Renowned film editor Walter Murch talks about editing the new movie `Jarhead' in this promo piece on Apple's Web site. One interesting snip:

    ...[S]ince switching to digital nonlinear editing in the 90s, a process designed to make footage more easily accessible to editors, Murch had been struggling to see the eyes of the characters as clearly as he needed to. “Screen resolution has always been the weakest link in whatever digital system I was using,” he says. “So editing in high definition was something I was very eager to do.”

Murch also talks about sharing early versions of a sequence with Sam Mendes, the director:

    As they assembled their edits, Murch and [associate editor Sean] Cullen regularly shared QuickTime files of their cuts with Mendes, who had moved on from Los Angeles to the Central Valley in California to shoot the bulk of the movie’s desert scenes.
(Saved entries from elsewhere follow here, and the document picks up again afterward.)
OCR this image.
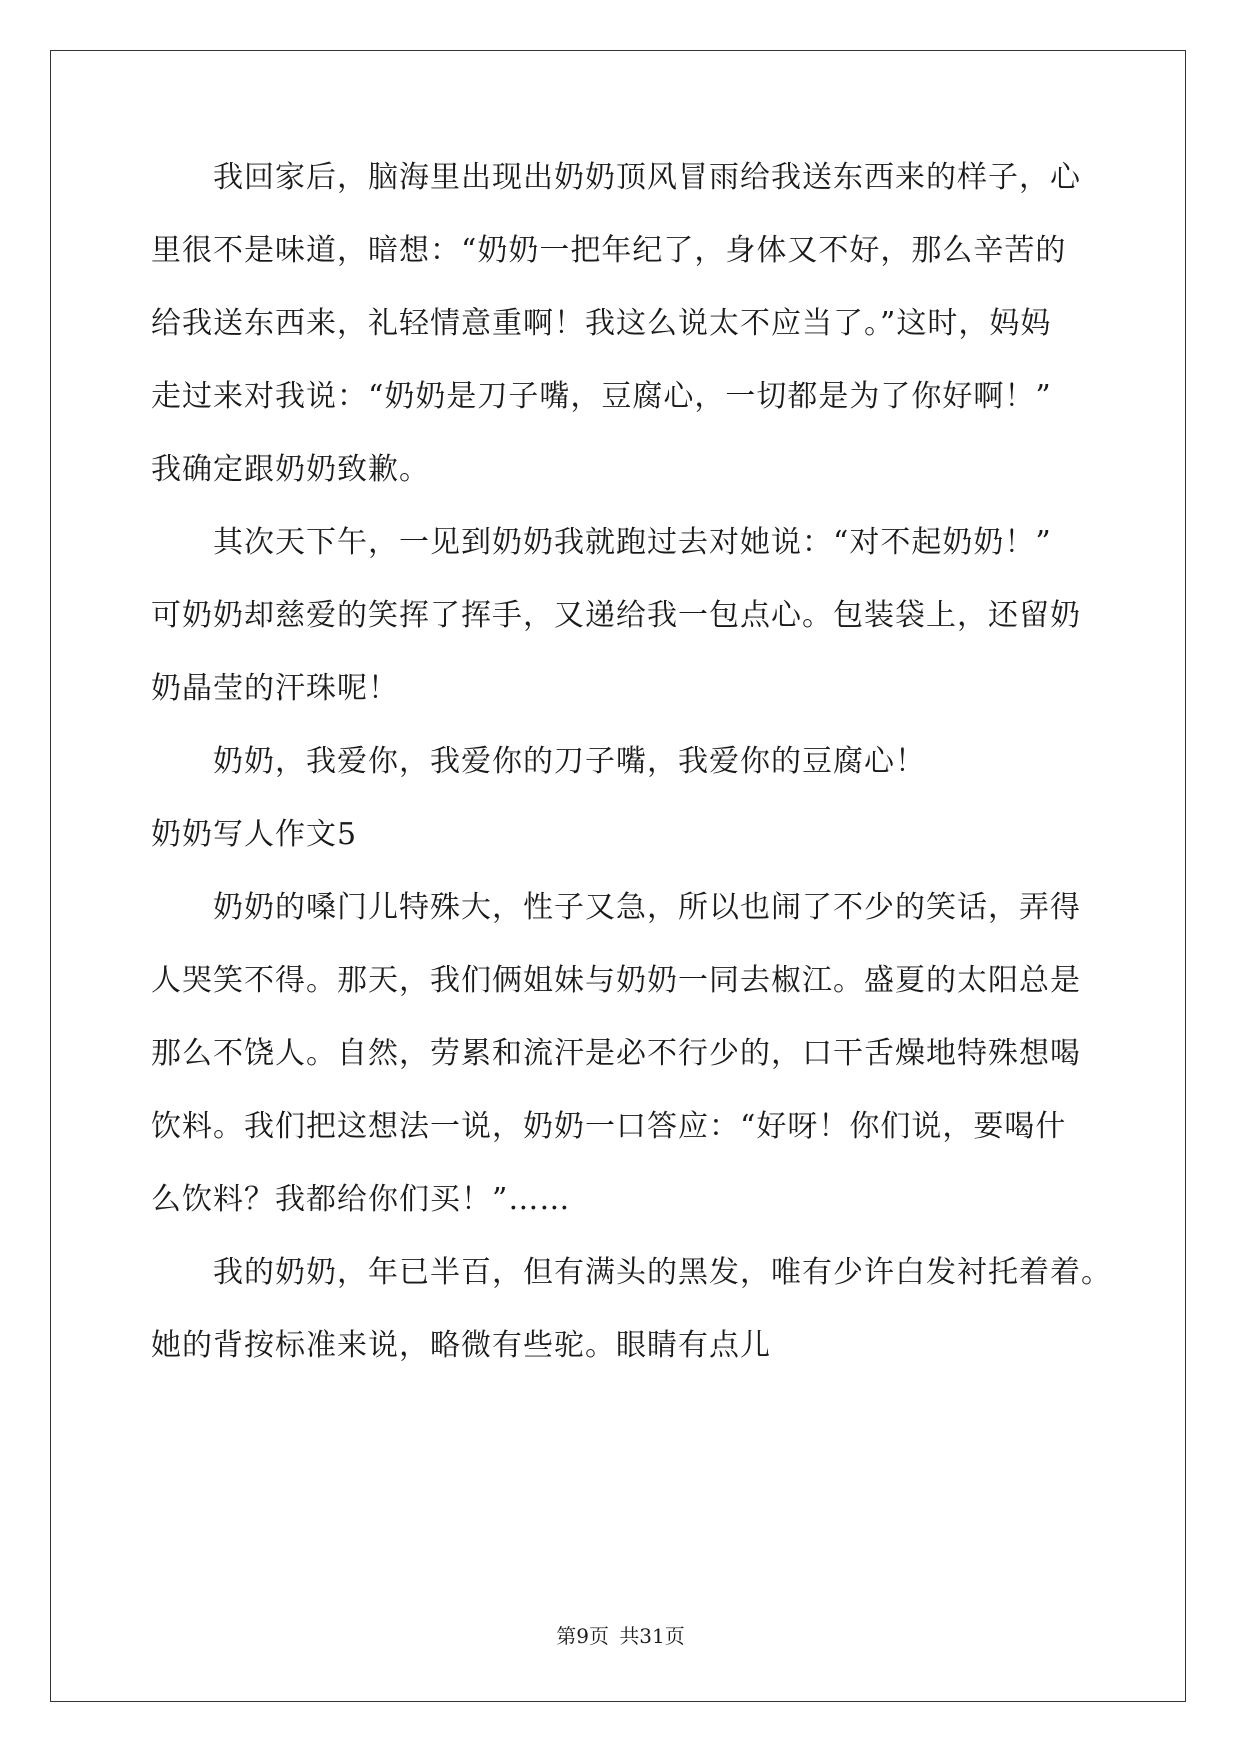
我回家后，脑海里出现出奶奶顶风冒雨给我送东西来的样子，心
里很不是味道，暗想：“奶奶一把年纪了，身体又不好，那么辛苦的
给我送东西来，礼轻情意重啊！我这么说太不应当了。”这时，妈妈
走过来对我说：“奶奶是刀子嘴，豆腐心，一切都是为了你好啊！”
我确定跟奶奶致歉。
其次天下午，一见到奶奶我就跑过去对她说：“对不起奶奶！”
可奶奶却慈爱的笑挥了挥手，又递给我一包点心。包装袋上，还留奶
奶晶莹的汗珠呢！
奶奶，我爱你，我爱你的刀子嘴，我爱你的豆腐心！
奶奶写人作文5
奶奶的嗓门儿特殊大，性子又急，所以也闹了不少的笑话，弄得
人哭笑不得。那天，我们俩姐妹与奶奶一同去椒江。盛夏的太阳总是
那么不饶人。自然，劳累和流汗是必不行少的，口干舌燥地特殊想喝
饮料。我们把这想法一说，奶奶一口答应：“好呀！你们说，要喝什
么饮料？我都给你们买！”……
我的奶奶，年已半百，但有满头的黑发，唯有少许白发衬托着着。
她的背按标准来说，略微有些驼。眼睛有点儿
第9页 共31页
    “As we were going along we needed to get feedback from the director,” says Cullen. “So once a scene was cut we’d export a compressed version — still very high quality, better than SD but not full 720p — using a system called PIX [Product Information Exchange], an online hosted system for sharing information designed for the film industry. So we could simply upload a QuickTime movie to PIX and it would send an email to Sam saying he had a cut to look at. He could watch it on his PowerBook 20 minutes after we cut, whereas with tape it would have taken a day.”

Murch is the editor of a few pics you might've seen, such as `The Godfather Part II,' `Apocalypse Now,' and `The Talented Mr. Ripley.' (Thanks to DVGuru for the link.)